Grant Imahara, an electrical engineer and roboticist best known as part of the long-running Discovery series MythBusters, died Monday. He was 49 years old.
A spokesperson for Discovery confirmed Imahara’s sudden death. The cause is believed to be a brain aneurysm, but no other details are available at this time.
“We are heartbroken to hear this sad news about Grant. He was an important part of our Discovery family and a really wonderful man. Our thoughts and prayers go out to his family,” the Discovery rep said in a statement on Monday.
Imahara was born in Los Angeles, and studied electrical engineering at the University of Southern California.
He first launched his career in the entertainment industry working as an animatronics engineer and model maker at Industrial Light and Magic, the special effects studio founded by George Lucas in 1975.
His work appeared in well-known sci-fi films, including The Lost World: Jurassic Park, The Matrix sequels, Terminator 3: Rise of the Machines, and even the Star Wars prequels. Imahara was actually one of the few people in the world qualified to operate R2-D2.
During a 2008 interview with Machine Design, Imahara discussed wanting to become an engineer, saying, “I liked the challenge of designing and building things, figuring out how something works and how to make it better or apply it in a different way.”

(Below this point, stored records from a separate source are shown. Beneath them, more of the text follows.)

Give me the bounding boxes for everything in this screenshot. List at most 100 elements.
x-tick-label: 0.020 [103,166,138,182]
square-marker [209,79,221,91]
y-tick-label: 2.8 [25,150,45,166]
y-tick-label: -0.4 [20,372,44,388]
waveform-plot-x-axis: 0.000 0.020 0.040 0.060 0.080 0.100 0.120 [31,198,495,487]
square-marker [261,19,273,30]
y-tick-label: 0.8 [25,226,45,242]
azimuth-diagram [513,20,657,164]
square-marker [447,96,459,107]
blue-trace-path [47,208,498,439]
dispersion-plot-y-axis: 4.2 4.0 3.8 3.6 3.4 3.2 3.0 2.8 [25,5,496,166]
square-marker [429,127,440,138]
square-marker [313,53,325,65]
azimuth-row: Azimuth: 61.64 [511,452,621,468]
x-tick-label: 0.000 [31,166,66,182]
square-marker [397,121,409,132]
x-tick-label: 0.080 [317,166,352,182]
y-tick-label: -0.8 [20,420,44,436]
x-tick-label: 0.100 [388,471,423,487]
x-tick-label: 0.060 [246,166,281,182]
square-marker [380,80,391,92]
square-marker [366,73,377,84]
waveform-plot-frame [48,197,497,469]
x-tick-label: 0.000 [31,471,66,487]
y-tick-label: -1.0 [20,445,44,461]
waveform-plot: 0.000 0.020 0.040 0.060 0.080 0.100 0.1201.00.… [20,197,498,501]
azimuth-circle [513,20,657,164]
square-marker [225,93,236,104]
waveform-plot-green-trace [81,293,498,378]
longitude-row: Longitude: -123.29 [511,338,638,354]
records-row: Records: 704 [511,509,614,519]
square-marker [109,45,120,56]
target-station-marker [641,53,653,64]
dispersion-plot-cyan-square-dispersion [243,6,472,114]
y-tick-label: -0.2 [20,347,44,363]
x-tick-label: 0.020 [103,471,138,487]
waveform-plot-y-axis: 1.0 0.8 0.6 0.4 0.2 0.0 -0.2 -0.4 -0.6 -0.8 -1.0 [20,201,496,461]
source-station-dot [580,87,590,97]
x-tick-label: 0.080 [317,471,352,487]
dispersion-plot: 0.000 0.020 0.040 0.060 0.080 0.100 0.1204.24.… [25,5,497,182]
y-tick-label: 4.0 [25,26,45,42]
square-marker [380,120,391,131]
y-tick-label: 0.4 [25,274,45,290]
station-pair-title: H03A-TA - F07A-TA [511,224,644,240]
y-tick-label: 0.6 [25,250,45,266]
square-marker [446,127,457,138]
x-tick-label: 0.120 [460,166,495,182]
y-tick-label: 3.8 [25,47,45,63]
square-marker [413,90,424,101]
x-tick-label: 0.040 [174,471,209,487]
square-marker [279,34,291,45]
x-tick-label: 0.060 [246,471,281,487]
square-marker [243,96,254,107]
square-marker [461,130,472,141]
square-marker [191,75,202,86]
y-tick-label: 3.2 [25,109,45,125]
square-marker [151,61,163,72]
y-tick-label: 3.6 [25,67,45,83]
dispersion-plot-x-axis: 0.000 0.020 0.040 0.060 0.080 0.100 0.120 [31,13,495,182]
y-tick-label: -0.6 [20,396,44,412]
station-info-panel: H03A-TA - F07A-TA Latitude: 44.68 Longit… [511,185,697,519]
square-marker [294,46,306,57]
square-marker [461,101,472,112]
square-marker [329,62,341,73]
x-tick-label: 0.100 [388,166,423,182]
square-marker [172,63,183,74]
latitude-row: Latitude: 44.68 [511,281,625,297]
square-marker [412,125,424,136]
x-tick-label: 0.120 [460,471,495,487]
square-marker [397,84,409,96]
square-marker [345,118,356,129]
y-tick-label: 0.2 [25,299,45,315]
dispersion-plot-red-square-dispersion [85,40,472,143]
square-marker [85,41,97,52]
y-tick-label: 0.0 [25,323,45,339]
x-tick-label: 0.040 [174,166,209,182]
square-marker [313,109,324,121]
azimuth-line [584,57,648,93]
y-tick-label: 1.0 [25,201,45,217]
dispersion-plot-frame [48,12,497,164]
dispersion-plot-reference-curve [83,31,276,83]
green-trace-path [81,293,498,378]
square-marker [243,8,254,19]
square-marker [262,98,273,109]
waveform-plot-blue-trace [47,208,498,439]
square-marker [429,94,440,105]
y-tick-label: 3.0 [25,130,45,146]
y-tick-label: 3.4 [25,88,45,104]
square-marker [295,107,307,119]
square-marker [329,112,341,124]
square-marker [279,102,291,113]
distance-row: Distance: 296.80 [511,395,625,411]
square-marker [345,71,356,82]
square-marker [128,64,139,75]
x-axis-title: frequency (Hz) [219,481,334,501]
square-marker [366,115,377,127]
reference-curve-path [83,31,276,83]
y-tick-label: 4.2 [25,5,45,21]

He continued, “When I was a kid, I never wanted to be James Bond. I wanted to be Q, because he was the guy who made all the gadgets. I guess you could say that engineering came naturally.”
You may have also seen him in Comedy Central’s robot fighting show BattleBots back in the late 90s. He constructed a combat robot named Deadblow that won two Middleweight Rumbles, was the first season’s Middleweight runner-up, and became the third season’s first-ranked robot.
Imahara joined Discovery’s MythBusters in its third season, and stayed with the show until 2014 when he departed alongside co-hosts Kari Byron and Tory Belleci. The trio reunited in 2016 when they scored their own Netflix series, White Rabbit Project.
His former MythBusters colleagues have been paying tribute to Imahara on social media.
Former MythBusters host Adam Savage wrote, “I’m at a loss. No words. I’ve been part of two big families with Grant Imahara over the last 22 years. Grant was truly brilliant engineer, artist and performer, but also just such a generous, easygoing and gentle PERSON. Working with Grant was so much fun. I’ll miss my friend.”
I’m at a loss. No words. I’ve been part of two big families with Grant Imahara over the last 22 years. Grant was a truly brilliant engineer, artist and performer, but also just such a generous, easygoing, and gentle PERSON. Working with Grant was so much fun. I’ll miss my friend.
— Adam Savage (@donttrythis) July 14, 2020
Kari Byron tweeted a series of photos of Imahara, writing, “Heartbroken and in shock tonight. We were just talking on the phone. This isn’t real.”
Tory Belleci also expressed his disbelief, saying, “I just cannot believe it. I don’t even know what to say. My heart is broken. Goodbye buddy.”